If lots of people delete their cookies and NAT/other technologies pissed all other the single machine=single IP concept, then how do you reliably know the number of different people visiting a website?
Their solution is to do away with a single method and use a hierarchy of steps to determine if we have a unique visitor.
Before I detail the steps, it’s time to take the paradigm shift. Here it is:
We have been assuming that we can use a single method to identify unique individuals. We have been looking for yes-no answers and absolute numbers. We have done all the analysis within the framework of a single software system. We can’t do this any more. No single test is perfectly reliable, so we have to apply multiple tests. Some of those tests yield yes-no answers, and some of them yield probabilities, so the count of unique visitors will be a probabilistic estimate. Some of the tests depend on knowledge of IP topology, so we can’t restrict our analysis to a confined block of data analyzed by an isolated system.

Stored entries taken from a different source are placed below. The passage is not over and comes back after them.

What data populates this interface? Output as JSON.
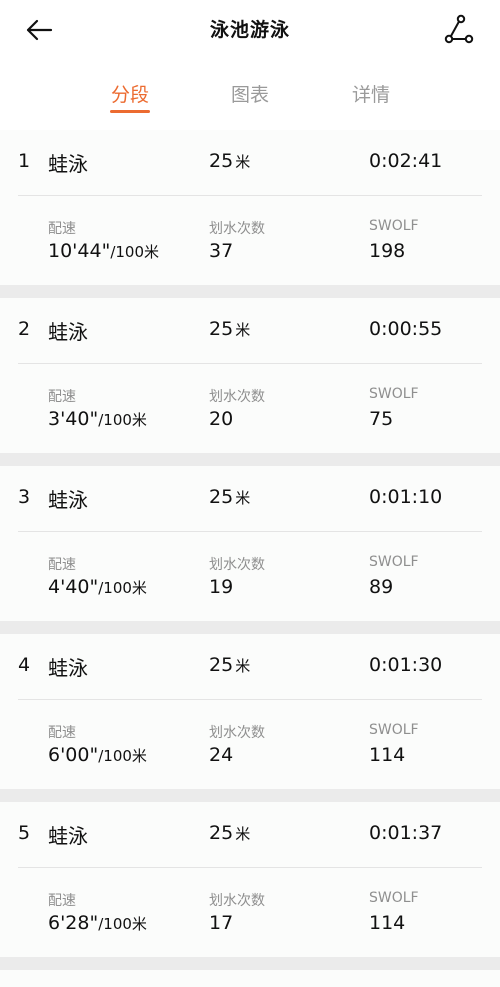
{
  "header": {
    "title": "泳池游泳",
    "back_icon": "arrow-left-icon",
    "route_icon": "route-icon"
  },
  "tabs": [
    {
      "label": "分段",
      "active": true
    },
    {
      "label": "图表",
      "active": false
    },
    {
      "label": "详情",
      "active": false
    }
  ],
  "accent_color": "#ec6b30",
  "labels": {
    "pace": "配速",
    "strokes": "划水次数",
    "swolf": "SWOLF",
    "distance_unit": "米",
    "pace_unit": "/100米"
  },
  "laps": [
    {
      "index": "1",
      "stroke": "蛙泳",
      "distance": "25",
      "time": "0:02:41",
      "pace": "10'44\"",
      "strokes": "37",
      "swolf": "198"
    },
    {
      "index": "2",
      "stroke": "蛙泳",
      "distance": "25",
      "time": "0:00:55",
      "pace": "3'40\"",
      "strokes": "20",
      "swolf": "75"
    },
    {
      "index": "3",
      "stroke": "蛙泳",
      "distance": "25",
      "time": "0:01:10",
      "pace": "4'40\"",
      "strokes": "19",
      "swolf": "89"
    },
    {
      "index": "4",
      "stroke": "蛙泳",
      "distance": "25",
      "time": "0:01:30",
      "pace": "6'00\"",
      "strokes": "24",
      "swolf": "114"
    },
    {
      "index": "5",
      "stroke": "蛙泳",
      "distance": "25",
      "time": "0:01:37",
      "pace": "6'28\"",
      "strokes": "17",
      "swolf": "114"
    }
  ]
}
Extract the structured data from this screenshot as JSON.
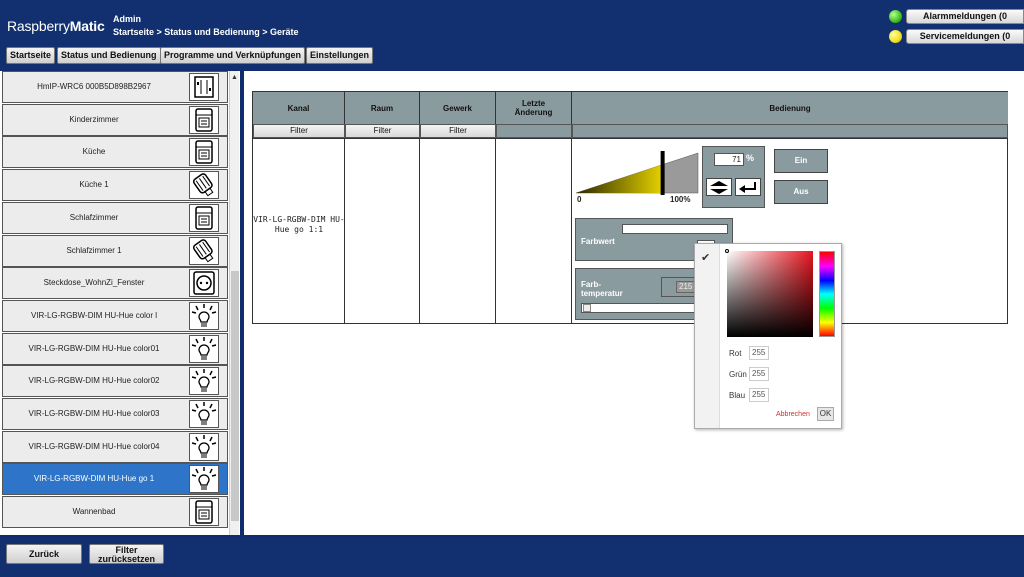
{
  "header": {
    "logo_part1": "Raspberry",
    "logo_part2": "Matic",
    "user": "Admin",
    "breadcrumb": "Startseite > Status und Bedienung > Geräte",
    "nav": [
      {
        "label": "Startseite"
      },
      {
        "label": "Status und Bedienung"
      },
      {
        "label": "Programme und Verknüpfungen"
      },
      {
        "label": "Einstellungen"
      }
    ],
    "alarm_label": "Alarmmeldungen (0",
    "service_label": "Servicemeldungen (0",
    "colors": {
      "alarm_led": "#3fbf1f",
      "service_led": "#f0e020"
    }
  },
  "devices": [
    {
      "name": "HmIP-WRC6 000B5D898B2967",
      "icon": "wall-switch-icon"
    },
    {
      "name": "Kinderzimmer",
      "icon": "thermostat-icon"
    },
    {
      "name": "Küche",
      "icon": "thermostat-icon"
    },
    {
      "name": "Küche 1",
      "icon": "radiator-valve-icon"
    },
    {
      "name": "Schlafzimmer",
      "icon": "thermostat-icon"
    },
    {
      "name": "Schlafzimmer 1",
      "icon": "radiator-valve-icon"
    },
    {
      "name": "Steckdose_WohnZi_Fenster",
      "icon": "socket-icon"
    },
    {
      "name": "VIR-LG-RGBW-DIM HU-Hue color l",
      "icon": "lamp-icon"
    },
    {
      "name": "VIR-LG-RGBW-DIM HU-Hue color01",
      "icon": "lamp-icon"
    },
    {
      "name": "VIR-LG-RGBW-DIM HU-Hue color02",
      "icon": "lamp-icon"
    },
    {
      "name": "VIR-LG-RGBW-DIM HU-Hue color03",
      "icon": "lamp-icon"
    },
    {
      "name": "VIR-LG-RGBW-DIM HU-Hue color04",
      "icon": "lamp-icon"
    },
    {
      "name": "VIR-LG-RGBW-DIM HU-Hue go 1",
      "icon": "lamp-icon",
      "selected": true
    },
    {
      "name": "Wannenbad",
      "icon": "thermostat-icon"
    }
  ],
  "table": {
    "headers": {
      "kanal": "Kanal",
      "raum": "Raum",
      "gewerk": "Gewerk",
      "letzte": "Letzte Änderung",
      "bedienung": "Bedienung"
    },
    "filter_label": "Filter",
    "channel_name": "VIR-LG-RGBW-DIM HU-Hue go 1:1"
  },
  "control": {
    "level_value": "71",
    "level_fraction": 0.71,
    "level_unit": "%",
    "scale_min": "0",
    "scale_max": "100%",
    "on_label": "Ein",
    "off_label": "Aus",
    "farbwert_label": "Farbwert",
    "farbtemp_label_1": "Farb-",
    "farbtemp_label_2": "temperatur",
    "farbtemp_value": "215"
  },
  "picker": {
    "rot_label": "Rot",
    "rot_value": "255",
    "gruen_label": "Grün",
    "gruen_value": "255",
    "blau_label": "Blau",
    "blau_value": "255",
    "cancel_label": "Abbrechen",
    "ok_label": "OK"
  },
  "footer": {
    "back_label": "Zurück",
    "reset_line1": "Filter",
    "reset_line2": "zurücksetzen"
  }
}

In a nut-shell: To determine a web metric we should apply multiple tests, not just count one thing.
The Magdalena and Thomas methodology
Each of these steps is applied in order:
1. If the same cookie is present on multiple visits, it’s the same person.
2. We next sort our visits by cookie ID and look at the cookie life spans. Different cookies that overlap in time are different users. In other words, one person can’t have two cookies at the same time.
3. This leaves us with sets of cookie IDs that could belong to the same person because they occur at different times, so we now look at IP addresses.
4. We know some IP addresses cannot be shared by one person. These are the ones that would require a person to move faster than possible. If we have one IP address in New York, then one in Tokyo 60 minutes later, we know it can’t be the same person because you can’t get from New York to Tokyo in one hour.
5. This leaves us with those IP addresses that can’t be eliminated on the basis of geography. We now switch emphasis. Instead of looking for proof of difference, we now look for combinations which indicate it’s the same person. These are IP addresses we know to be owned by the same ISP or company.
6. We can refine this test by going back over the IP address/Cookie combination. We can look at all the IP addresses that a cookie had. Do we see one of those addresses used on a new cookie? Do both cookies have the same User Agent? If we get the same pool of IP addresses showing up on multiple cookies over time, with the same User Agent, this probably indicates the same person.
7. You can also throw Flash Shared Objects (FSO) into the mix. FSOs can’t replace cookies, but if someone does support FSO you can use FSOs to record cookie IDs. This way Flash can report to the system all the cookies a machine has held. In addition to identifying users, you can use this information to understand the cookie behavior of your flash users and extrapolate to the rest of your visitor population.